Recent data by the Federal Reserve banks indicate that Corn Belt farmland values had risen between 22% and 25% during the past year. That rate of increase had not been seen since the mid-1970s. USDA Wednesday released 30-year data that does not come close to indicating such rapid ascents in land values, but does raise a question whether there is a bubble within land values. Such a possibility will raise concerns among policy makers who are considering a new farm bill. How will that affect their thinking?

USDA’s land value study looks at a longer-term trend in farm real estate values. The economists report, “Recent sharp increases in farmland values raise questions about whether farmland prices have reached levels that cannot be sustainably supported by expected agricultural returns.” They say the recently established prices are not occurring under the same conditions that contributed to the financial crisis of the 1980s. And they add that while income and land values were linked in the first half of the last century, that fact has become less so, and recently there is little correlation on a national level.

In relation to rental rates, farmland values have increased faster than rental rates, but that has been a 45-year trend. Based on cash rents, it would only take 14 years in 1951 for farmland to pay for itself, but that had risen to 33 years by 2007. “Studies have found that farmland prices are more volatile than rents.
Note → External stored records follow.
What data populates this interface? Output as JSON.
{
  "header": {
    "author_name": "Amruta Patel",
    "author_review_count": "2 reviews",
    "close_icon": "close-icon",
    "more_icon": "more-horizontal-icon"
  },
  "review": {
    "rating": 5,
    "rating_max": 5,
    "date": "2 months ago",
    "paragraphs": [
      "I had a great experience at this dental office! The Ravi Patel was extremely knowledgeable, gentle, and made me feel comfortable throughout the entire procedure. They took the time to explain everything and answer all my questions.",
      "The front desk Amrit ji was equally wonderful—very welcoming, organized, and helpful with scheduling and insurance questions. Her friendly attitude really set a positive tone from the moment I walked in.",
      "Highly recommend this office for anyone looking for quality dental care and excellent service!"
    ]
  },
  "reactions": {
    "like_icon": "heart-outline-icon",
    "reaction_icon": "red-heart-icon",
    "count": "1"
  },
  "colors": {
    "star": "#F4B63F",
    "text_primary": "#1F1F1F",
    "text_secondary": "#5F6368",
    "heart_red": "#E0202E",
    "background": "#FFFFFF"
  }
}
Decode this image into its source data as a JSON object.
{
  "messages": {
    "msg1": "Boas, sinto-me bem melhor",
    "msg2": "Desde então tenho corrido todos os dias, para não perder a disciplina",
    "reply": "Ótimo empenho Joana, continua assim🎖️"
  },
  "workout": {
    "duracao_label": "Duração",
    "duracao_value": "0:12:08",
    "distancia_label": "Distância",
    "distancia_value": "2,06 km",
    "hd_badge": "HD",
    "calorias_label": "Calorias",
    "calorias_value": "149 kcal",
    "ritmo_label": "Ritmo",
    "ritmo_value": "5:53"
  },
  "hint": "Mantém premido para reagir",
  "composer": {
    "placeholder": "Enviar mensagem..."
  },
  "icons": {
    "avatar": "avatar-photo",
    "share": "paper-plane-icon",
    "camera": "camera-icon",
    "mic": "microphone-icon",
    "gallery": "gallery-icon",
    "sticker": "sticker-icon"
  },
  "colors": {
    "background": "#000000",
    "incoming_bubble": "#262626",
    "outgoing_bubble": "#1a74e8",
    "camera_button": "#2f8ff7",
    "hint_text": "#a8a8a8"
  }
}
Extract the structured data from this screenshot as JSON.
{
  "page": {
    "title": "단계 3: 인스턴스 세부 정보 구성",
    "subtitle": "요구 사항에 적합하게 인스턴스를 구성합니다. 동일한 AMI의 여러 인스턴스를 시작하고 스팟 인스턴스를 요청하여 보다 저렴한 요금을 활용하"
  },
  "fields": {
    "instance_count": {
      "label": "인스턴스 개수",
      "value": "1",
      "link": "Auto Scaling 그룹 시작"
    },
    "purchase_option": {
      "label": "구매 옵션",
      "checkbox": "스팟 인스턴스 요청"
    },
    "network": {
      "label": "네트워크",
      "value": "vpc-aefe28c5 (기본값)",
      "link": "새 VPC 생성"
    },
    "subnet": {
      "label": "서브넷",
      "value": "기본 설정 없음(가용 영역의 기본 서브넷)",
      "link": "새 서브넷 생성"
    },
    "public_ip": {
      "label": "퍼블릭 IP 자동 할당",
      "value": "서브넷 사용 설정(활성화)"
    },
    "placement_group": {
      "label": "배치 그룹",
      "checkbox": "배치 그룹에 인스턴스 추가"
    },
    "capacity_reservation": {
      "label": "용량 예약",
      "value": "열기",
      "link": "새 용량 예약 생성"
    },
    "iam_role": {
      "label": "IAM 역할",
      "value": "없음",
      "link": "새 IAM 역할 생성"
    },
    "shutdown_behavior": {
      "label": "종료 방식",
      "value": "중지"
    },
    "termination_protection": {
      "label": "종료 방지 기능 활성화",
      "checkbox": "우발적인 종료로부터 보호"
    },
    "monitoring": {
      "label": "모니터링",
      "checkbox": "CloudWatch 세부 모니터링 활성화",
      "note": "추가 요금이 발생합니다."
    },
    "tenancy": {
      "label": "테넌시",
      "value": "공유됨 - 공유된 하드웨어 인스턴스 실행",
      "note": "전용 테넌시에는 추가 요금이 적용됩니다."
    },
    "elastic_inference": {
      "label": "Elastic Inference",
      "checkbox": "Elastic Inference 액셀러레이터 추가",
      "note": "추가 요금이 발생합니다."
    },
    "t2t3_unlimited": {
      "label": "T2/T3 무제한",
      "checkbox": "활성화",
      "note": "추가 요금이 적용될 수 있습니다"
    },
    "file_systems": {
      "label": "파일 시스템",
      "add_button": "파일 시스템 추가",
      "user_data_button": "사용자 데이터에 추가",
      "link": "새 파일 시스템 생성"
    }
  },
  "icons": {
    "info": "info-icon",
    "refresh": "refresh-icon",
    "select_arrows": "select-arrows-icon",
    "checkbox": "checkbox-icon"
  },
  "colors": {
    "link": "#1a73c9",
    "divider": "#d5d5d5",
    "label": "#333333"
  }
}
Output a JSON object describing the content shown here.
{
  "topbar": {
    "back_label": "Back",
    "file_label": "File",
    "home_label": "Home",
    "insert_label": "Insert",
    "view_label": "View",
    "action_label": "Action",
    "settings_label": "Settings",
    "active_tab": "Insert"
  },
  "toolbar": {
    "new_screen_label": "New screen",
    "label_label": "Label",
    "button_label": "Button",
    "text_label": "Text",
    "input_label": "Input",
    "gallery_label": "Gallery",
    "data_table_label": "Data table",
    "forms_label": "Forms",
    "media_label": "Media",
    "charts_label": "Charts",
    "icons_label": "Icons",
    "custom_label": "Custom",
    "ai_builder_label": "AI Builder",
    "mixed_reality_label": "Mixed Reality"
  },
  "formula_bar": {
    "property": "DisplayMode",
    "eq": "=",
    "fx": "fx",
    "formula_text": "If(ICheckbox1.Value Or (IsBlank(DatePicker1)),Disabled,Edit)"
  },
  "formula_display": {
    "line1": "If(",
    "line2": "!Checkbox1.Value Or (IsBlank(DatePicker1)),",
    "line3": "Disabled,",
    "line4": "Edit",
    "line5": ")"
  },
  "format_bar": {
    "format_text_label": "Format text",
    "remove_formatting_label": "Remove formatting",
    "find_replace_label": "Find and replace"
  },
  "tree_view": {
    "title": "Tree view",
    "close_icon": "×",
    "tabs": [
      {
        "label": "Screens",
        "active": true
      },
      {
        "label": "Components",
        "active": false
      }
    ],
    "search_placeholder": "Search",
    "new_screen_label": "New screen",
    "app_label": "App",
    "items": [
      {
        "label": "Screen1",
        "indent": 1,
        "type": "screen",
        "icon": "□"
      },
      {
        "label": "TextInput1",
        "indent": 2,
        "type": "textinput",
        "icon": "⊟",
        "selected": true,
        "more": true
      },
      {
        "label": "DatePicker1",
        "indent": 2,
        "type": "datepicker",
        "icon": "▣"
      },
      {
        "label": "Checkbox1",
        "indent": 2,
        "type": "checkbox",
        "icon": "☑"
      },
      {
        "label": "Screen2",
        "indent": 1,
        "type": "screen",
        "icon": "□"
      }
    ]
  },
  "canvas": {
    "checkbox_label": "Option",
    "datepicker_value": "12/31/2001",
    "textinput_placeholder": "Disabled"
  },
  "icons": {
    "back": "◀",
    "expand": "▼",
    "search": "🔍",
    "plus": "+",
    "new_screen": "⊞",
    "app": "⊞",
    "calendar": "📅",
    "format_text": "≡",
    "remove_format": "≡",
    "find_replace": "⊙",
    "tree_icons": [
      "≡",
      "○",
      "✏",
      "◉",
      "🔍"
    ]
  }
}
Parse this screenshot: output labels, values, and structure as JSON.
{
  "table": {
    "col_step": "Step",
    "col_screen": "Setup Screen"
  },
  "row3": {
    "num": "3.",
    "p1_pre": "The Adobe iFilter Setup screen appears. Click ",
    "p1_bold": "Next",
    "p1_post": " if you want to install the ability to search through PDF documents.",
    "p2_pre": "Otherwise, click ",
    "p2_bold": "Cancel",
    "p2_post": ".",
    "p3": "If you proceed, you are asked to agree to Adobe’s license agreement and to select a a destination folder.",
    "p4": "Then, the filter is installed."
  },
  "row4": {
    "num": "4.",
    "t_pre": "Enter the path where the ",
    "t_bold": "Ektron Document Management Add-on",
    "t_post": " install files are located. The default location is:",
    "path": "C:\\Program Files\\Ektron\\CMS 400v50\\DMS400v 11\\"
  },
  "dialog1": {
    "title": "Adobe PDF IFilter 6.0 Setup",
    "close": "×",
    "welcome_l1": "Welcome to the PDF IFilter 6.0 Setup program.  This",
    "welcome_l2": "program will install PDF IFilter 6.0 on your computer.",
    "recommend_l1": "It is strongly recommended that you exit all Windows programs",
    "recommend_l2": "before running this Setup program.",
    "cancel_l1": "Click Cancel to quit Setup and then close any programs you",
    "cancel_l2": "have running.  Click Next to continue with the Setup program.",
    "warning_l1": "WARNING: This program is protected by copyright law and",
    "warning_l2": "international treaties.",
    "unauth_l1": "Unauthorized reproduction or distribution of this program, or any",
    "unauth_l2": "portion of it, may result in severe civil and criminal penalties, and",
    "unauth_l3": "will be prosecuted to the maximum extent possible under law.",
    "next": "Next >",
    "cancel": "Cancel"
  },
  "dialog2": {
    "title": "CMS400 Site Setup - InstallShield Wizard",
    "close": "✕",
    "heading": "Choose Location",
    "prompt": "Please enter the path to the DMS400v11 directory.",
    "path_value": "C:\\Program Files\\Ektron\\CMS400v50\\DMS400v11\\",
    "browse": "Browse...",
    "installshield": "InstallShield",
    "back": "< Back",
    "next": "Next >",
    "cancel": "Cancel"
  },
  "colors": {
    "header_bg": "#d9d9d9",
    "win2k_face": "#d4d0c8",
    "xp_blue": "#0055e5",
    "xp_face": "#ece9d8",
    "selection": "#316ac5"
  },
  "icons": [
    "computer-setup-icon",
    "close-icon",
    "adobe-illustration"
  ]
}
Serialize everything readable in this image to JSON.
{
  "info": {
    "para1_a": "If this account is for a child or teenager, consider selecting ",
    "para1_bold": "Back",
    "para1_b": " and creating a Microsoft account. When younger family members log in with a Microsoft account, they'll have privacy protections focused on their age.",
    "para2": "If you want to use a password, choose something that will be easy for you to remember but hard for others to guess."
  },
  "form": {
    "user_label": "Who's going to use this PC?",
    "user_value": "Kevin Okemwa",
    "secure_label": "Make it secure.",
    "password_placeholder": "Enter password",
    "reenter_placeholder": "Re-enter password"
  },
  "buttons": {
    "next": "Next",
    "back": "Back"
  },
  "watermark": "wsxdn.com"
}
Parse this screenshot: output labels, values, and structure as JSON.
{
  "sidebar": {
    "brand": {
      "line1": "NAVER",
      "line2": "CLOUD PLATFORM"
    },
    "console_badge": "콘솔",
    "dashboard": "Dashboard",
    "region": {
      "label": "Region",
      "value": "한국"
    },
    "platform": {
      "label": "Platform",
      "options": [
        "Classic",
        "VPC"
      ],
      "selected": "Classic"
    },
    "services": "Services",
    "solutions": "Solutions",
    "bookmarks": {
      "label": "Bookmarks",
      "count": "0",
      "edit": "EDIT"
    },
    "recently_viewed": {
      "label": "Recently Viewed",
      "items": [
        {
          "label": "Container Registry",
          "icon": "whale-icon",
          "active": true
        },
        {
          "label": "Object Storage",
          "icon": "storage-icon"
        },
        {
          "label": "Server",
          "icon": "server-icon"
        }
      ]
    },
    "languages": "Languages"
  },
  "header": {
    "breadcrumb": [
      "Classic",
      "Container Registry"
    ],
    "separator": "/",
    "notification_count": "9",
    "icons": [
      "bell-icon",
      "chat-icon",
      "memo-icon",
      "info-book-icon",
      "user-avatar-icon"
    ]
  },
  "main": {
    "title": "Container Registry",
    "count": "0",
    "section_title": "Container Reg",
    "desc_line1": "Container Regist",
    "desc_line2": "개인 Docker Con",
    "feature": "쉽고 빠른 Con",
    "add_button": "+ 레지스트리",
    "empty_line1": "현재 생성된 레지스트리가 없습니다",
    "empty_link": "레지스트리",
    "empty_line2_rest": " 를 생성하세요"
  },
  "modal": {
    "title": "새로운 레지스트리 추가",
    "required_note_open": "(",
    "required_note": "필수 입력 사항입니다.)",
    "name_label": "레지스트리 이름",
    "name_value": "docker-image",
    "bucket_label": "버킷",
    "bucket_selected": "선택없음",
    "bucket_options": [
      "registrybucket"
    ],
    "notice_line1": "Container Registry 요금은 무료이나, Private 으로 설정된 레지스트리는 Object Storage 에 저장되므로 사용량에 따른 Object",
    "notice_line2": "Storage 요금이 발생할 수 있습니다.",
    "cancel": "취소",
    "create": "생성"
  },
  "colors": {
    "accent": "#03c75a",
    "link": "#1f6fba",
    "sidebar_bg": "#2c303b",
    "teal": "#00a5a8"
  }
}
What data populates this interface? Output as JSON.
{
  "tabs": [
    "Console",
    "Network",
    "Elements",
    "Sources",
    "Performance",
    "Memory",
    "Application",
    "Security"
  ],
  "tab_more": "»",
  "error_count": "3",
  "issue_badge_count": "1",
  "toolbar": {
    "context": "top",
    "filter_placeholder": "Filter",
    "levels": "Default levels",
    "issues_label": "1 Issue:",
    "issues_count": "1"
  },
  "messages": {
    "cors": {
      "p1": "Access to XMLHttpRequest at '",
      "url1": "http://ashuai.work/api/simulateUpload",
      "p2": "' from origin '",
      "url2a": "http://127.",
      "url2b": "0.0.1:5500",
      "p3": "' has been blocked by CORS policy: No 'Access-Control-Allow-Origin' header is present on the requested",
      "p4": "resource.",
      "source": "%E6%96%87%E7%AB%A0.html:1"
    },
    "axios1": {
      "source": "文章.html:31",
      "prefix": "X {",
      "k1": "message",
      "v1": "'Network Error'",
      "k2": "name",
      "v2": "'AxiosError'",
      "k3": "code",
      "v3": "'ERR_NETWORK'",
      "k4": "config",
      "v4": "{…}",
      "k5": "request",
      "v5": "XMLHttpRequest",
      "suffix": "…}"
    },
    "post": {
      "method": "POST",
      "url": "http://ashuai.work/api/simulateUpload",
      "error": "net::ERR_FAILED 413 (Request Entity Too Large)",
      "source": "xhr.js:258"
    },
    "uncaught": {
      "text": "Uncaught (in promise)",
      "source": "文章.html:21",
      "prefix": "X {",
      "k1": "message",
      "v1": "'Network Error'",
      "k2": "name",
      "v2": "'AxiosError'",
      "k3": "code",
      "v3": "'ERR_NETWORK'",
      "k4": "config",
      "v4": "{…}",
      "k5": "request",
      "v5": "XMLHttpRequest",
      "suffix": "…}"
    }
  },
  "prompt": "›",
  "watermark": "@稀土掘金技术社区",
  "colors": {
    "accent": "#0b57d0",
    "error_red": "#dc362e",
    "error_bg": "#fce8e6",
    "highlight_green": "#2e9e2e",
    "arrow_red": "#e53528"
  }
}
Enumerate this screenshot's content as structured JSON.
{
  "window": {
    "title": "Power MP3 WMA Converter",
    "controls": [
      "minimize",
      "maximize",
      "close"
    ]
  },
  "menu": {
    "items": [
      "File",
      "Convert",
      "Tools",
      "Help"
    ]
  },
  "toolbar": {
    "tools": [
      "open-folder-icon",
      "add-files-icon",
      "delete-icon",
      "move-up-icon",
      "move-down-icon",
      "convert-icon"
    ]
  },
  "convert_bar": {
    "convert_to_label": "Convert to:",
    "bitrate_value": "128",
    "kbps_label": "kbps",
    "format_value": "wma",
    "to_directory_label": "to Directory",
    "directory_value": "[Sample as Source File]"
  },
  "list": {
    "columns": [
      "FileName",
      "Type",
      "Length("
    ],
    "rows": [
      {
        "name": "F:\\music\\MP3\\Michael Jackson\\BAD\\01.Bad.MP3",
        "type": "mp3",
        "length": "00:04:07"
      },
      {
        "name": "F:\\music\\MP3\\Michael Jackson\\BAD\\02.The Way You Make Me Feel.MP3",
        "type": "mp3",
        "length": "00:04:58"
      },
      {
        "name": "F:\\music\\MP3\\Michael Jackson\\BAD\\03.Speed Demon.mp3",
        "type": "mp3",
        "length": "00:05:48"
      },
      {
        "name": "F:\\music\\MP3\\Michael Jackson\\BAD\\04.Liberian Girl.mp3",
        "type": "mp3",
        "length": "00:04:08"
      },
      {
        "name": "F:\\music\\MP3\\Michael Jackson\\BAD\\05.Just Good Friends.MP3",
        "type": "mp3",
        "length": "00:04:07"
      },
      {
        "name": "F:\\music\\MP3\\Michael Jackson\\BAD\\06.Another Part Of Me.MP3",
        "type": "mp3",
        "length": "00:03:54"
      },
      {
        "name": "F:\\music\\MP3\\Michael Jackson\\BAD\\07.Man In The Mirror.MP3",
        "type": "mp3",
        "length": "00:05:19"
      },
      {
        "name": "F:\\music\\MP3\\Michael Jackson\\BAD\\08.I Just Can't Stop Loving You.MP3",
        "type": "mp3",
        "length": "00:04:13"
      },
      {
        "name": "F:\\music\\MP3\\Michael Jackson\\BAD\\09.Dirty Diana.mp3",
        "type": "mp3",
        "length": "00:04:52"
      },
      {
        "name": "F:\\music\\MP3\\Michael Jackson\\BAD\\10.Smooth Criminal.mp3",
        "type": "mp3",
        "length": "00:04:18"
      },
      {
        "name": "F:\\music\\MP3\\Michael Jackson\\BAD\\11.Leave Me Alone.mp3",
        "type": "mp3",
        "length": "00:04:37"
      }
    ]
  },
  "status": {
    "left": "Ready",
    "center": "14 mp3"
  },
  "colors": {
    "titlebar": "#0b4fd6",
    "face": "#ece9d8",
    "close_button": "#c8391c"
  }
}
Rising incomes in the nonfarm rural economy in recent years may also have contributed to increases in farmland values, with a more limited impact on rents.” While some farmland is sold to capture the capital gain benefits, other farmland is rarely sold because of nonfinancial ownership issues. Only ½% of farmland is sold annually.

The current period of low interest rates has two positive effects on farm real estate values, according to University of Illinois Economist Gary Schnitkey. His research is cited by the USDA economists, who say, “First, for those who have to purchase land with debt capital, it lowers the total cost of purchasing land. Second, interest rates represent returns on competing fixed investments, and when they are low, farmland looks more attractive as an investment alternative.”

The USDA report says farmland values were supported by earnings in 2009 and 2010. “When farm real estate values divided by the capitalized value (price-to-value ratio) exceed 1, farmland values are not supported by the stream of cash flows the farmland could earn. During 2004-2008, farmland values were not justified based on farm earnings alone. Subsequently, market signals indicate that farmland was somewhat undervalued at current interest rates, so it is not surprising that farmland values increased in 2009-2010.” They also report, “In 2010, the price-to value ratio was about 0.9 based on current rates. If interest rates were to jump to the long-term average, the price-to-value ratio would sharply increase to over 1.5, signaling that land values would not be supported by the stream of rents the land could earn at historical interest rates.” In the 1980s interest rates did rise rapidly, causing land values to fall sharply.

Current increases in land values can be attributed to the demand for crops as both food and energy sources, which have kept stocks tight. There has also been a strong export demand fostered by the weak dollar. But USDA economists warn that “the size of the U.S. trade deficit increases the risk of investing in farmland. If other countries become less willing to cover the U.S. deficit, interest rates could climb and debt-financed real estate values could fall.”